Я стоял в десяти шагах. Запомнил: лицо, мундир, руку, монеты, ухмылку. И не вмешался — потому что конфликт с полицией за три недели до паводка я себе позволить не мог.

Но — записал. «Зубов — берёт с торговцев. Систематически. Пригодится — когда будет время».

Днём — на обратном пути в управу, у ворот Преображенского собора — я столкнулся с отцом Серафимом.

Крупный, представительный, в чёрной рясе, с густой чёрной бородой — почти без седины для своих пятидесяти двух. Широкие крестьянские руки. Серебряный крест на груди — простой, без камней. Рядом с Гордеевым, чей рубиновый перстень стоил, вероятно, больше годового жалования священника, этот серебряный крест смотрелся вызовом.

— Доброго здравия, Павел Андреевич, — сказал он. Голос — тот самый густой баритон, от которого в молебне вибрировал воздух, — но тише, мягче. — Давно не виделись в храме.

В этой фразе — простой, бытовой — было больше давления, чем в получасовом монологе Гордеева. Потому что Гордеев давил деньгами, а Серафим — моральным авторитетом. И в городе, где церковь — не архитектура, а центр жизни, моральный авторитет стоит дороже пристаней.

— Работы много, батюшка, — сказал я. — Дамба. Паводок. Но приду в воскресенье. Обещаю.

— Работа — дело Божье, — кивнул Серафим. — Но и молитва — не лишнее. Особенно в такие времена.

Он имел в виду убийство царя. Две с половиной недели — и город всё ещё жил в тени этого события: траурные ленты, приглушённые голоса. Серафим — хранитель миропорядка, и для него городской голова, который не ходит в храм, — сигнал.

Он посмотрел на меня. Долго. Тёмные внимательные глаза искали что-то — и, вероятно, находили.

— Приходите, Павел Андреевич, — сказал он. — Двери храма открыты для всех. Даже для тех, кто забыл, когда в последний раз правильно перекрестился.

Укол. Тонкий, точный. Он видел. В молебне после убийства царя — видел, как я путался, как крестился с опозданием, как Анна шептала подсказки. Видел, запомнил — и сейчас дал понять. Не угрозой — намёком.

— Благодарю, батюшка, — сказал я. — Непременно.

Серафим кивнул. Перекрестил меня — широко, по-пастырски, — и пошёл к собору. Я смотрел ему вслед и думал: два человека правят этим городом. Один — деньгами, другой — верой. И оба смотрят на меня, и оба ждут.
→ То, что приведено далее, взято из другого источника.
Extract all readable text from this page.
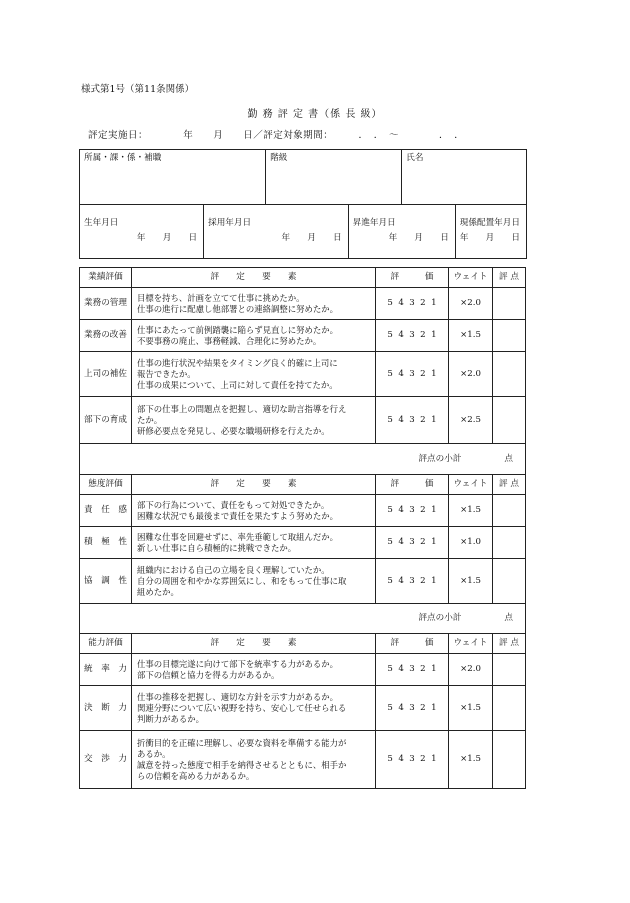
様式第1号（第11条関係）
勤 務 評 定 書（係 長 級）
評定実施日：　　　　年　　月　　日／評定対象期間：　　　．　．　～　　　　．　．
所属・課・係・補職		階級		氏名	

生年月日
年　　月　　日	採用年月日
年　　月　　日		昇進年月日
年　　月　　日		現係配置年月日
年　　月　　日
業績評価	評　　定　　要　　素	評　　　価	ウェイト	評 点
業務の管理	目標を持ち、計画を立てて仕事に挑めたか。
仕事の進行に配慮し他部署との連絡調整に努めたか。	5  4  3  2  1	×2.0	
業務の改善	仕事にあたって前例踏襲に陥らず見直しに努めたか。
不要事務の廃止、事務軽減、合理化に努めたか。	5  4  3  2  1	×1.5	
上司の補佐	仕事の進行状況や結果をタイミング良く的確に上司に
報告できたか。
仕事の成果について、上司に対して責任を持てたか。	5  4  3  2  1	×2.0	
部下の育成	部下の仕事上の問題点を把握し、適切な助言指導を行え
たか。
研修必要点を発見し、必要な職場研修を行えたか。	5  4  3  2  1	×2.5	
評点の小計　　　　　点				
態度評価	評　　定　　要　　素	評　　　価	ウェイト	評 点
責　任　感	部下の行為について、責任をもって対処できたか。
困難な状況でも最後まで責任を果たすよう努めたか。	5  4  3  2  1	×1.5	
積　極　性	困難な仕事を回避せずに、率先垂範して取組んだか。
新しい仕事に自ら積極的に挑戦できたか。	5  4  3  2  1	×1.0	
協　調　性	組織内における自己の立場を良く理解していたか。
自分の周囲を和やかな雰囲気にし、和をもって仕事に取
組めたか。	5  4  3  2  1	×1.5	
評点の小計　　　　　点				
能力評価	評　　定　　要　　素	評　　　価	ウェイト	評 点
統　率　力	仕事の目標完遂に向けて部下を統率する力があるか。
部下の信頼と協力を得る力があるか。	5  4  3  2  1	×2.0	
決　断　力	仕事の推移を把握し、適切な方針を示す力があるか。
関連分野について広い視野を持ち、安心して任せられる
判断力があるか。	5  4  3  2  1	×1.5	
交　渉　力	折衝目的を正確に理解し、必要な資料を準備する能力が
あるか。
誠意を持った態度で相手を納得させるとともに、相手か
らの信頼を高める力があるか。	5  4  3  2  1	×1.5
Гордеев ждёт, что я подпишу подряды. Серафим — что я приду в храм. И оба проверяют, можно ли мне доверять.

Ответ — если быть честным — нет. Нельзя. Потому что я не тот, за кого себя выдаю. Я — самозванец в теле городского головы.

Но честным быть я не мог. А мог — только идти дальше, считать, строить и учить «Символ веры», чтобы в следующее воскресенье перекреститься вовремя.